There’s a finding buried in OpenAI’s latest safety research that I keep coming back to: when you try to instruct a reasoning model to change or hide its chain of thought, it largely fails. And somehow, that failure is the good news.
OpenAI introduced CoT-Control, a benchmark designed to measure how much control language models have over their own reasoning traces. The idea is simple but important: can a model be instructed to produce a misleading or suppressed chain of thought while still arriving at a correct answer? Can it reason one way internally but show you something different?
For reasoning models like o1 and o3, the answer is mostly no. They struggle to decouple what they’re actually doing from what they show you. The reasoning trace bleeds through. The model can’t cleanly perform for the audience.
Why This Is Not a Bug
If you frame it wrong, this sounds like a limitation. The model can’t follow a certain class of instructions. But the framing matters enormously here.
The alternative — a model with high CoT-control — is a model that can reason privately, show you a sanitized version of its thought process, and still produce outputs. That’s not a capability upgrade. That’s an auditing nightmare. It’s the difference between a system you can inspect and one that is performing transparency.

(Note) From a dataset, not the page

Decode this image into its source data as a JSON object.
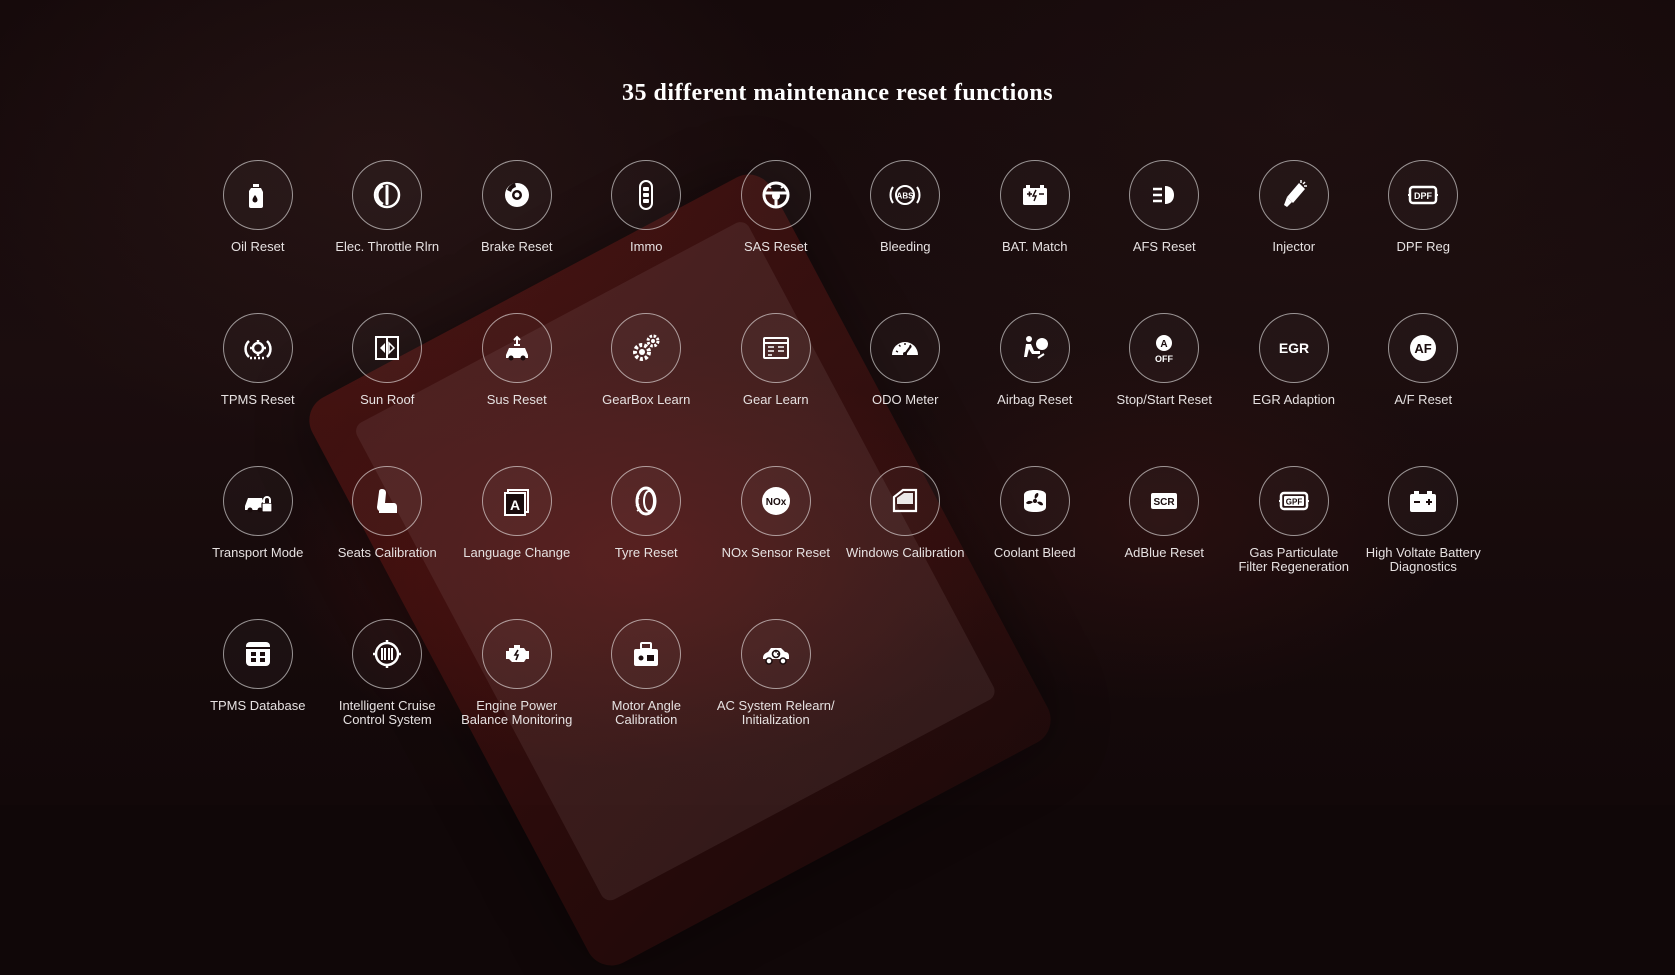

Monitorability is one of the few concrete handles we have on whether a model is doing what we think it’s doing. If the chain of thought is legible and reflects actual computation, you can catch things: weird reasoning paths, subtle goal misalignment, cases where the model is technically correct but for the wrong reasons. Once the CoT becomes a separate output that the model optimizes independently from its internal state, you’ve lost that.
The Deeper Concern
What CoT-Control is really measuring is whether future, more capable models might develop that decoupling naturally — not because they were instructed to, but because it becomes useful. A model that’s trained heavily on reward signals tied to outcomes rather than reasoning quality has an incentive to learn whatever internal process maximizes reward, regardless of whether the visible CoT reflects it.
That’s the trajectory worth watching. Right now, reasoning models seem to be genuinely coupled to their traces. Whether that holds as models scale, as fine-tuning pressure builds, and as the gap between capability and interpretability grows — that’s the open question.
What It Means Practically
For developers building on top of these models, this research reinforces something useful: the reasoning trace is worth reading. Not just as a debugging aid, but as a signal about what the model is actually doing. If you’re using extended thinking or chain-of-thought outputs in your application and you’re not logging them, you’re leaving information on the table.
It also suggests that prompts trying to shape or constrain the reasoning process should be treated skeptically. The model may not follow them the way you expect — and in some cases, that’s probably better than if it did.
The fact that OpenAI is publishing this kind of research at all is worth noting. “Our models can’t fully control their own reasoning” is an unusual thing to advertise. But as a safety property, it’s more valuable than it looks.